We currently just have 2 ACNPs for a 24-bed cardiothoracic ICU which is very high acuity and busy. We round, do notes and bill on our 6-12 patients, do procedures, allocate patients to any residents/students we have on service, do signout for the night intensivist. We are having trouble getting out on time as posted are still rolling in right when we try to leave.

The second NP just started, prior to that I was working Mon-Thurs 6-4, no holidays or weekends. She accepted the job with the director's agreement to move to 3 day weeks. Now I am trying to work out the best schedule. I don't want us to start covering weekends and holidays without the employer reviewing the pay rate because I accepted the job at the current rate for weekday hours.

What do you do for APPs in your ICUs? Do you do 3x12 and have staff be 0.9 FTE? Or 14/13/13 for 1.0 FTE? What shift times? Do you have a shift differential built into your pay scale? If there are 2 of you there on a shift do you stagger shift hours or both work same time? Did your shifts/schedules change as you added more providers?

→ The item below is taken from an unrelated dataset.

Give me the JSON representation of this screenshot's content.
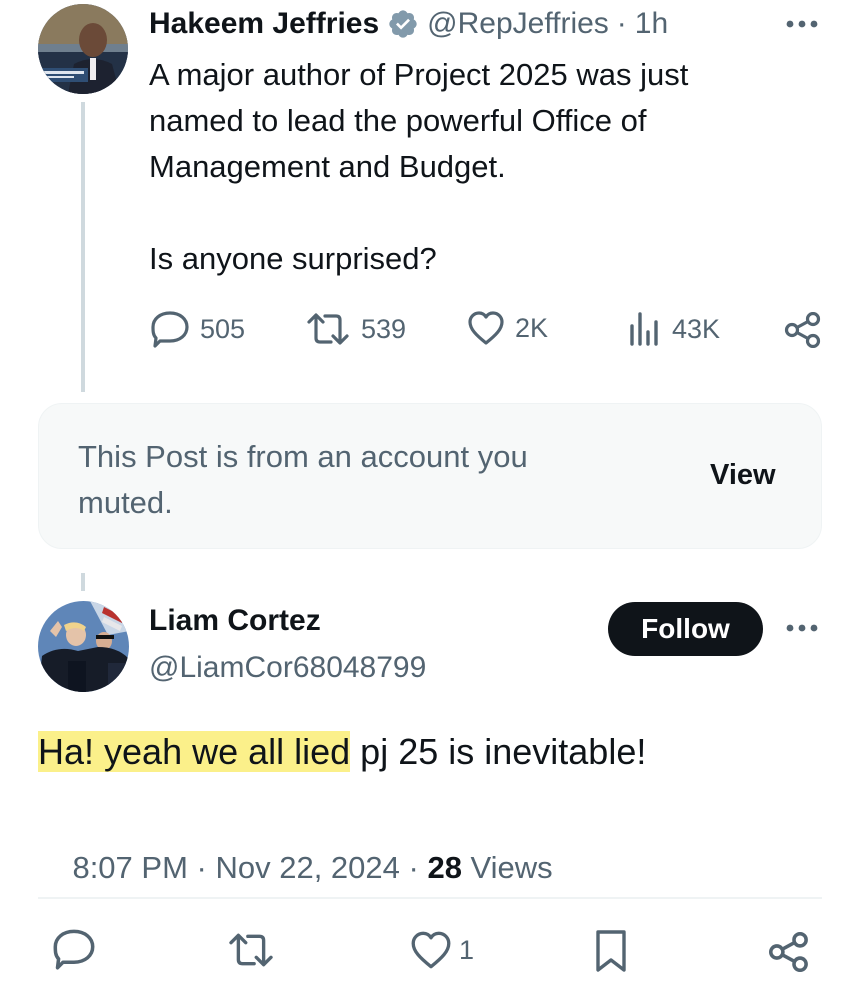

Thanks for any help with this!

We use a five person schedule. We have four people on 3 x 13.3 hour shifts (6am to 730p) rotating schedules and one person on weekend option. Our rotating people get $150 per weekend shift and the weekend option person gets $20k above base pay. Our nights will be the same once we get fully staffed. Night pay is $30k above base.

Prior to that we had four people working rotating weekends. We would have one person on weekend days and nights with the residents picking up more patients on the weekends.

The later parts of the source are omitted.